Valerio confessò per primo, scoppiando in lacrime e raccontando di essere stato plagiato. Erasmo cedette subito dopo e al termine della sua deposizione si chiuse in un mutismo pressoché totale. Leo crollò inevitabilmente; la sua caduta gli causò anche un grave esaurimento nervoso. Solo Vanni continuò imperterrito a parlare del destino, della guerra e del fuoco. Ma anche alle sue orecchie quei discorsi non suonavano più come l'inno di un ispirato condottiero, bensì come le parole di un ragazzo appena uscito dal liceo e decisamente alienato. Vanni era rimasto da solo; e per quanto si ostinasse a dire che lui non era mai solo, per quanto insistesse a parlare di un noi, ormai la sua voce era solo una.
Leo aveva ragione, i quattro ragazzi si rividero sulle colonne che i giornali nazionali dedicarono all'evento, ma niente che potesse dare materia di conversazione ai salotti bene per più di un paio di settimane. I giovani furono spediti in carcere e ne uscirono in poco tempo grazie ai migliori avvocati sulla piazza. L'immagine dei genitori, trasformatisi in improvvisi martiri delle circostanze, ne uscì addirittura rafforzata. Solo un trafiletto invece fu dedicato al suicidio del dottor Baldini. I frequentatori più abituali dei suoi stessi circoli e club riferirono che nelle ultime settimane era sembrato sempre più distante dal loro mondo. Forse era impazzito. Di certo anch'egli si inabissò nell'anonimato della storia e fu dimenticato.

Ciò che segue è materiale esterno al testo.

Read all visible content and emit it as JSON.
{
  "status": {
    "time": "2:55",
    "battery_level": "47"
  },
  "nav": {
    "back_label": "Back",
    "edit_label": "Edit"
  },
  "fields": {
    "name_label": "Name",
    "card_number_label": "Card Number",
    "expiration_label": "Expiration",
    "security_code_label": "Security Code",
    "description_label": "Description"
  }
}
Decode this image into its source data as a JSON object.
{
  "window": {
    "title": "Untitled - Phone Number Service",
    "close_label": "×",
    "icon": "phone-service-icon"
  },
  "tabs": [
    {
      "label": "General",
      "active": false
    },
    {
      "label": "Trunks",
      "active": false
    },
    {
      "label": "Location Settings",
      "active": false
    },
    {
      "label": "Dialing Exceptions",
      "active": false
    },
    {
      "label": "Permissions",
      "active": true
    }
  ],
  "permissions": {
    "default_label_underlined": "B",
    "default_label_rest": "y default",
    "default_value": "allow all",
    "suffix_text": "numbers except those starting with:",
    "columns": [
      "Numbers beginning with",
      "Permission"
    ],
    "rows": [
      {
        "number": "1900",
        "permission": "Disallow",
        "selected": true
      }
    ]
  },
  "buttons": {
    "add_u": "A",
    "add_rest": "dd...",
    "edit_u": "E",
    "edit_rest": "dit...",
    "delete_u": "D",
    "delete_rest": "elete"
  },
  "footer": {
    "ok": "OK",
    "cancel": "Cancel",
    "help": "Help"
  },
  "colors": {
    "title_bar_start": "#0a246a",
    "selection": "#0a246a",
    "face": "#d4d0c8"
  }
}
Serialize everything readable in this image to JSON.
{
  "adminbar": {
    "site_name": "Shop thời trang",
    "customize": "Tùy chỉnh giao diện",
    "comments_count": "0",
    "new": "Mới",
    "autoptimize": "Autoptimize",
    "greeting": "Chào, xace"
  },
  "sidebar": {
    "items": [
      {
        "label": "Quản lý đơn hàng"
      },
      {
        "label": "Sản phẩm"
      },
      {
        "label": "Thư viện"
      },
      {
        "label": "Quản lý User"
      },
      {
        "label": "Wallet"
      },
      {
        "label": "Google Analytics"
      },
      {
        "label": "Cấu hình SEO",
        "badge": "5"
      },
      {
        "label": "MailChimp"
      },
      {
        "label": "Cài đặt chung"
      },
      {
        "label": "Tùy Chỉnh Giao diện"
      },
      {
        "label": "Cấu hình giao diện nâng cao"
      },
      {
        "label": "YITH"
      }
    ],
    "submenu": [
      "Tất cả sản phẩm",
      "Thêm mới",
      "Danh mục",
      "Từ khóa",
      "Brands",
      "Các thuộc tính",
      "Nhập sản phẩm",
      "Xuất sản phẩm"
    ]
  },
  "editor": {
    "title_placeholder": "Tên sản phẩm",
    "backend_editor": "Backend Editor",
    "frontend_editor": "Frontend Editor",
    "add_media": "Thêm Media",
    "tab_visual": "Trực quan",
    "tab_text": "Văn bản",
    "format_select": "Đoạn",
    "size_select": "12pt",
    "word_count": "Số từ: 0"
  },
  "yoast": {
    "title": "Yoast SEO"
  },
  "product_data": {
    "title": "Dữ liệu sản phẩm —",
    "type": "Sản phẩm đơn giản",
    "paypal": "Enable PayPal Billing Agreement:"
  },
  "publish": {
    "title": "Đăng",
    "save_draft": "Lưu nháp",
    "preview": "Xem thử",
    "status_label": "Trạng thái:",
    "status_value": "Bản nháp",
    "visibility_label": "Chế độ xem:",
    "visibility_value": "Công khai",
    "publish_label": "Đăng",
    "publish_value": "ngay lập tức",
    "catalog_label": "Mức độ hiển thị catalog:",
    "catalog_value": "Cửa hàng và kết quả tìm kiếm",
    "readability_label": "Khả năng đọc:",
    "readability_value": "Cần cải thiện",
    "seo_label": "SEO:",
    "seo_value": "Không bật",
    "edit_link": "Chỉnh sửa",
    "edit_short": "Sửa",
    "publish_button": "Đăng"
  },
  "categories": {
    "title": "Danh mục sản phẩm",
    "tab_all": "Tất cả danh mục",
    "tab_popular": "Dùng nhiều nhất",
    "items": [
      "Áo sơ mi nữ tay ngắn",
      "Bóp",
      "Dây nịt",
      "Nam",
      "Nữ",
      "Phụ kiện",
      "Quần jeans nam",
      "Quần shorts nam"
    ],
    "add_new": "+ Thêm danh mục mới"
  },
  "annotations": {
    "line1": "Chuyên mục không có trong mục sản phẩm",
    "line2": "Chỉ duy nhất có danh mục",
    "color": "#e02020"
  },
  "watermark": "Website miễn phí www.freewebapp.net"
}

Quanto all'io che era stato quel noi, io che c'ero quando il gruppo era assieme, non avevo più ragione di accompagnare Vanni, Erasmo, Leo e Valerio nelle loro missioni.
Ma questo è un destino che non è stato cancellato, solo deposto a terra in attesa che qualcuno lo raccolga e lo abiti.
Io che c'ero, quell'io che ora non sono, io ci sarò di nuovo in un giorno non lontano.